This study addresses the challenge in traditional tonal assignment methods for chord sequences, which often fail to simultaneously minimize both the number of modulations and the diversity of tonalities, leading to either tonal redundancy or excessive modulation. To resolve this, the paper introduces the principle of “tonal parsimony” and formulates the joint optimization of these two objectives as a lexicographic minimization problem—a first in the field. Within the 24 major–minor key system, the authors develop an exact dynamic programming algorithm that integrates weighted jazz substitution chord closures with tonal space modeling. Evaluated on 31,032 LMD sequences, the method reduces the number of tonalities in 55.8% of cases, lowering the average tonality count from 3.802 to 3.206 and the average modulation count from 16.728 to 12.141. On a corpus of 1,555 jazz standards, it achieves a chord–scale compatibility rate of 95.6%.
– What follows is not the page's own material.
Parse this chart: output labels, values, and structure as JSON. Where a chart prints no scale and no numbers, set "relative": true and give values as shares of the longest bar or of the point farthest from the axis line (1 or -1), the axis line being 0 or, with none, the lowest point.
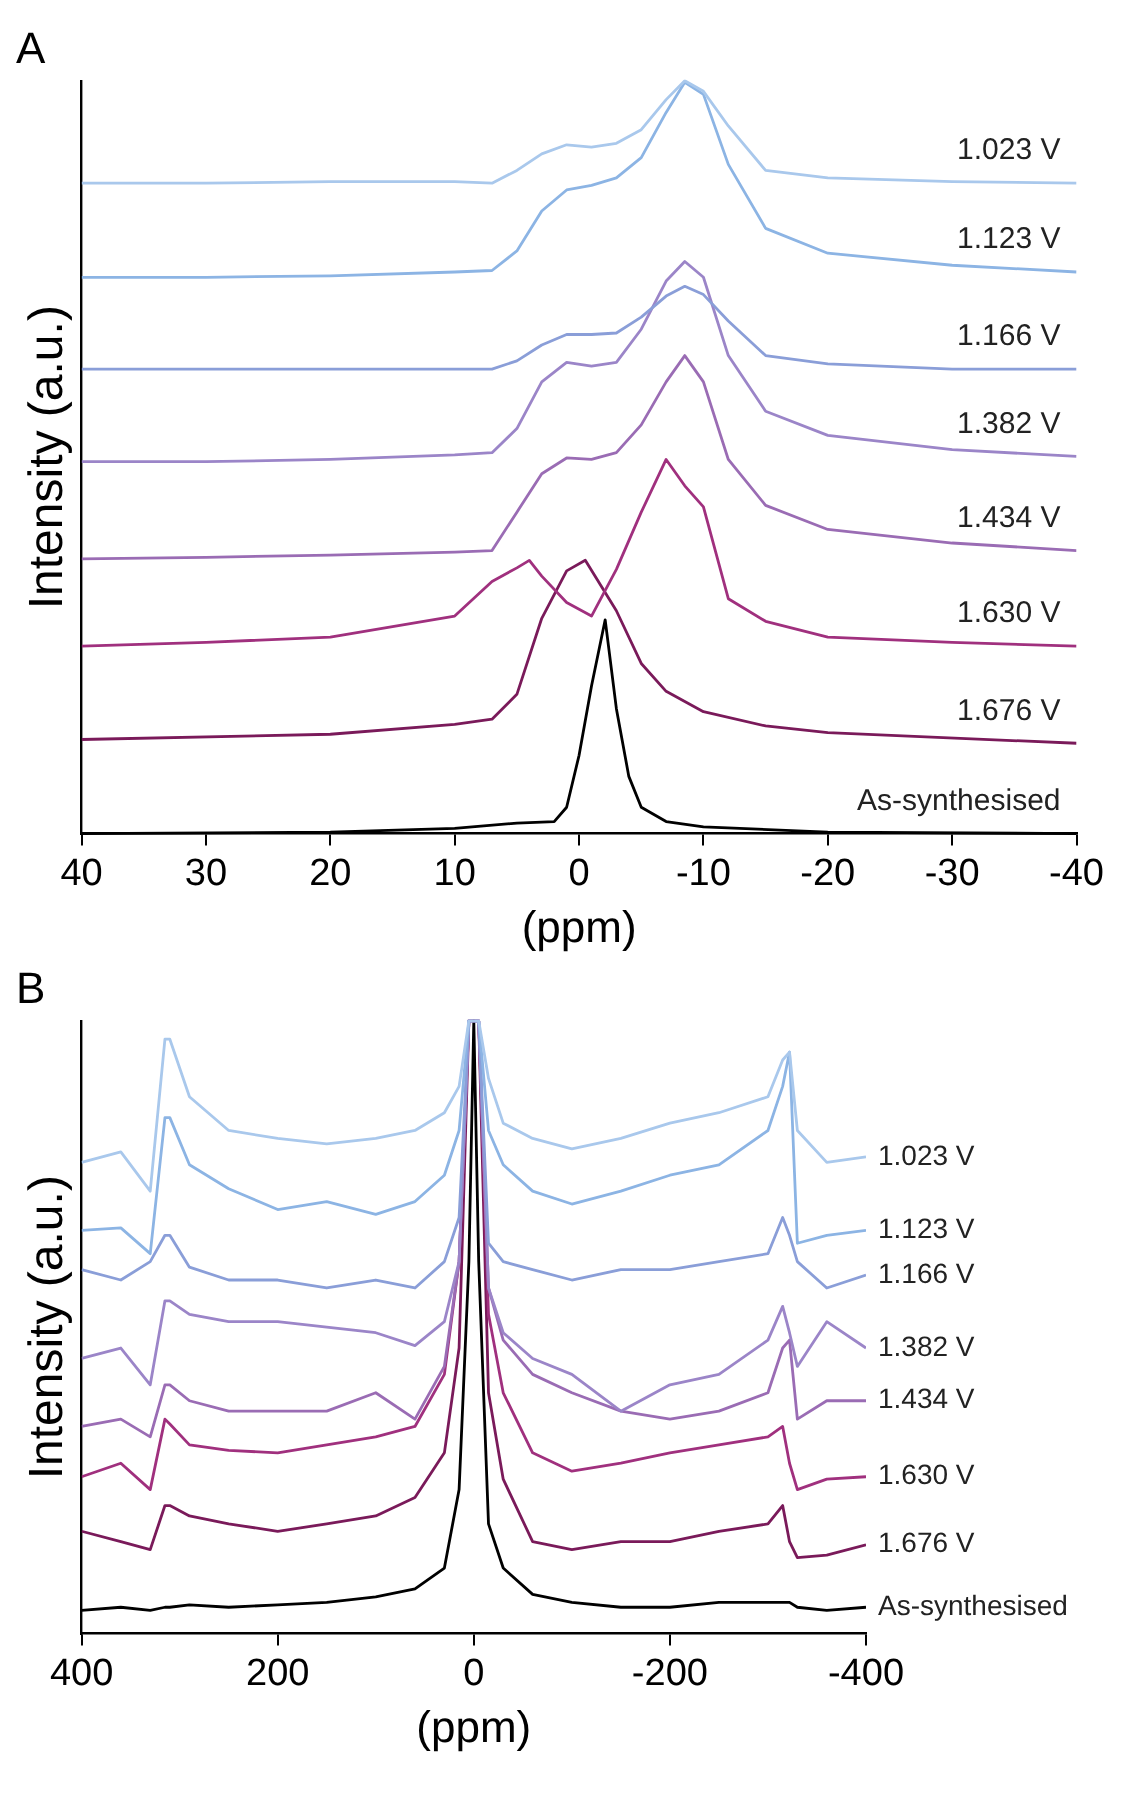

We study the assignment of local tonalities to chord sequences, a task useful for harmonic analysis, composition, and jazz-oriented improvisation. Standard dynamic-programming approaches minimize modulations but can introduce unnecessarily many tonal centers. We compare this transition-only objective with pure minimum-vocabulary analysis and with tonal parsimony, which minimizes lexicographically the number of modulations and then the number of distinct tonalities. Although this joint objective is combinatorially hard in general, we give exact algorithms exploiting the fixed 24-tonality major/minor universe. On 31,032 LMD Chords sequences, tonal parsimony preserves the transition optimum while reducing tonal vocabulary in 55.8% of cases. With weighted jazz-substitution closure, it lowers mean tonalities from 3.802 to 3.206 and modulations from 16.728 to 12.141. On 1,555 annotated jazz standards, it improves compatible chord-scale agreement to 95.6%, supporting tractable professional-scale harmonic analysis.